Il primo anno alla Vaas era stato un grande sogno febbrile, e tra la confusione e l'incertezza nell'ammettere per la prima volta delle donne all'interno del college si era creata come una moda nell'umiliare il più possibile le studentesse.
Faceva di tutto per dimenticarlo, ma credeva che una delle peggiori umiliazioni l'avesse subita proprio lei: la promessa di entrare in uno dei tanti circoli extrascolastici del dipartimento si era trasformata nel richiamo ufficiale di una professoressa, che si era trovata davanti una scena incomprensibile: una sola studentessa, seduta sulla cattedra dell'aula di astronomia fuori dall'orario scolastico, in attesa di qualcosa che non sarebbe mai arrivato.
E quei due studenti forse erano l'ennesima mortificazione.
L'ennesimo scacco matto a nome di tutti gli altri che si erano divertiti nel rimetterla al suo posto.

Si staccò dal balcone, decisa a tornare dentro. Erano le cinque e venti, e nessuno si sarebbe più presentato.
Chiamò la domestica dal piano di sotto, senza risposta.
Scendendo al piano terra lo trovò silenzioso, con solo il cinguettare lontano di qualche tortora.

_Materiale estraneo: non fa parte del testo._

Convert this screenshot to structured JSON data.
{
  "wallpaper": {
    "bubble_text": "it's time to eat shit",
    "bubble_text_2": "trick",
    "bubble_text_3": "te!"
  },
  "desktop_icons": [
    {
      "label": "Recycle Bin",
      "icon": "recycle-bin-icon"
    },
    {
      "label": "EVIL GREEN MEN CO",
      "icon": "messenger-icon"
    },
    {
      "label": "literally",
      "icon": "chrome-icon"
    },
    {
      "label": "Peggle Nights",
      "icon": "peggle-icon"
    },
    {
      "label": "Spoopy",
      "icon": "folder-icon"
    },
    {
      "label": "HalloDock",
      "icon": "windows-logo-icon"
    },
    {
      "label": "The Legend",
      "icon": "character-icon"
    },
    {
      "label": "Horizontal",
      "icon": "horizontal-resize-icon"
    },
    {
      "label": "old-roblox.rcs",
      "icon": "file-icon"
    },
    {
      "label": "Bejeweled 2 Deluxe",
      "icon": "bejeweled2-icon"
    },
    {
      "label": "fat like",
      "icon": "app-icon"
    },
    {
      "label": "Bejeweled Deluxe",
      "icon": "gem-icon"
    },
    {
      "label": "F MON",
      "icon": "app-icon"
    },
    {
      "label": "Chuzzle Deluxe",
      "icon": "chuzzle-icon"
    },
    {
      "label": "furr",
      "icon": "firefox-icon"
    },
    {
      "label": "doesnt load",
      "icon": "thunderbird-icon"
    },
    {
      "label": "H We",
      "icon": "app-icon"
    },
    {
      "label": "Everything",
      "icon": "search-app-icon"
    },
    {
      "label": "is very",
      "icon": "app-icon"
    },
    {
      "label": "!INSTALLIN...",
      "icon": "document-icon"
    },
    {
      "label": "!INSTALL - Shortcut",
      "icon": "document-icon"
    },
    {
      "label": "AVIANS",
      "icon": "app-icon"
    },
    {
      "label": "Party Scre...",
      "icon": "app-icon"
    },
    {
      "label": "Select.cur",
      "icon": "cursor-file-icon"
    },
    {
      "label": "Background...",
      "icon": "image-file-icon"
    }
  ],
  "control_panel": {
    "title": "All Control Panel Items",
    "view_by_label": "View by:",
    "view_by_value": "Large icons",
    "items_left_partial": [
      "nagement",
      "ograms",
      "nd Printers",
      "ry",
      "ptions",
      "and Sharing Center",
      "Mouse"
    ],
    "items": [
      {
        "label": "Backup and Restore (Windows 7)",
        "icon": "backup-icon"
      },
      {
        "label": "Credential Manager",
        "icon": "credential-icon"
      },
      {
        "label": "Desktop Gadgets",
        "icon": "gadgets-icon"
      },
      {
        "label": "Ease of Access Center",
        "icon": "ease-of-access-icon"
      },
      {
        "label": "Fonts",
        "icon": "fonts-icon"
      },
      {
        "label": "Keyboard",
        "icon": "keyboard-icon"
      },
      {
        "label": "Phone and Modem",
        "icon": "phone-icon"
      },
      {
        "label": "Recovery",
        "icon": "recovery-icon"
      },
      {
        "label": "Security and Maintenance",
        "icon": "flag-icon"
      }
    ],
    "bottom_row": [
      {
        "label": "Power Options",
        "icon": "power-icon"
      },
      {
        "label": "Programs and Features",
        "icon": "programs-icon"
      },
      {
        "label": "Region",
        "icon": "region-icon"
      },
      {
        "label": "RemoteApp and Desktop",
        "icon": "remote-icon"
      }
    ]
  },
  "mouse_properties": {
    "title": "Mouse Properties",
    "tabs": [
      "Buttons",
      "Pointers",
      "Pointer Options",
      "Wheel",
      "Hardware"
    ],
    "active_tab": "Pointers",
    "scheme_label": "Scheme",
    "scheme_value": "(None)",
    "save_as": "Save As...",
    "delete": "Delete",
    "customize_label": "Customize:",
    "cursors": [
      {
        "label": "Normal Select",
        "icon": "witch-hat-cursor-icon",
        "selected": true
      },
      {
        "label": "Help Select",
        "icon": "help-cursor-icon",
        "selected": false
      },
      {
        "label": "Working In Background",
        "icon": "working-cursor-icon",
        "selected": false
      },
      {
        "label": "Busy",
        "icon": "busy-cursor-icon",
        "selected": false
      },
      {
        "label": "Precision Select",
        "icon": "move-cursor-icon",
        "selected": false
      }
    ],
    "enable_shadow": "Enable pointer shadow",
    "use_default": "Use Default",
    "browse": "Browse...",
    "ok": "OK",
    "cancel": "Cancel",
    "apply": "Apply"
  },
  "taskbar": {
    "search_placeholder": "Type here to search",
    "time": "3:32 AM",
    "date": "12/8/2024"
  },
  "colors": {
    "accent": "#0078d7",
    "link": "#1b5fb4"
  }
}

«Isla?» gridò, mentre camminava verso l'entrata.
«Isla, chiudi le finestre, per cortesia. Non credo.»
Poi si fermò.
Un brusio indistinto proveniva da fuori, un vociare che le arrivò all'orecchio confuso e mischiato, incomprensibile.

Si diresse verso la porta, lasciandosi dondolare,  sospesa a un braccio che teneva aggrovigliato al pilastro di pietra dell'entrata.
«Isla» provò a dire di nuovo, meno decisa, mentre sentiva il rumore di passi sempre più vicini.
Il braccio lasciò la presa, ed Emeline si trovò sbilanciata verso i gradini del giardino; guardava lo spettacolo davanti a sé, senza sapere se esserne spaventata o terribilmente divertita.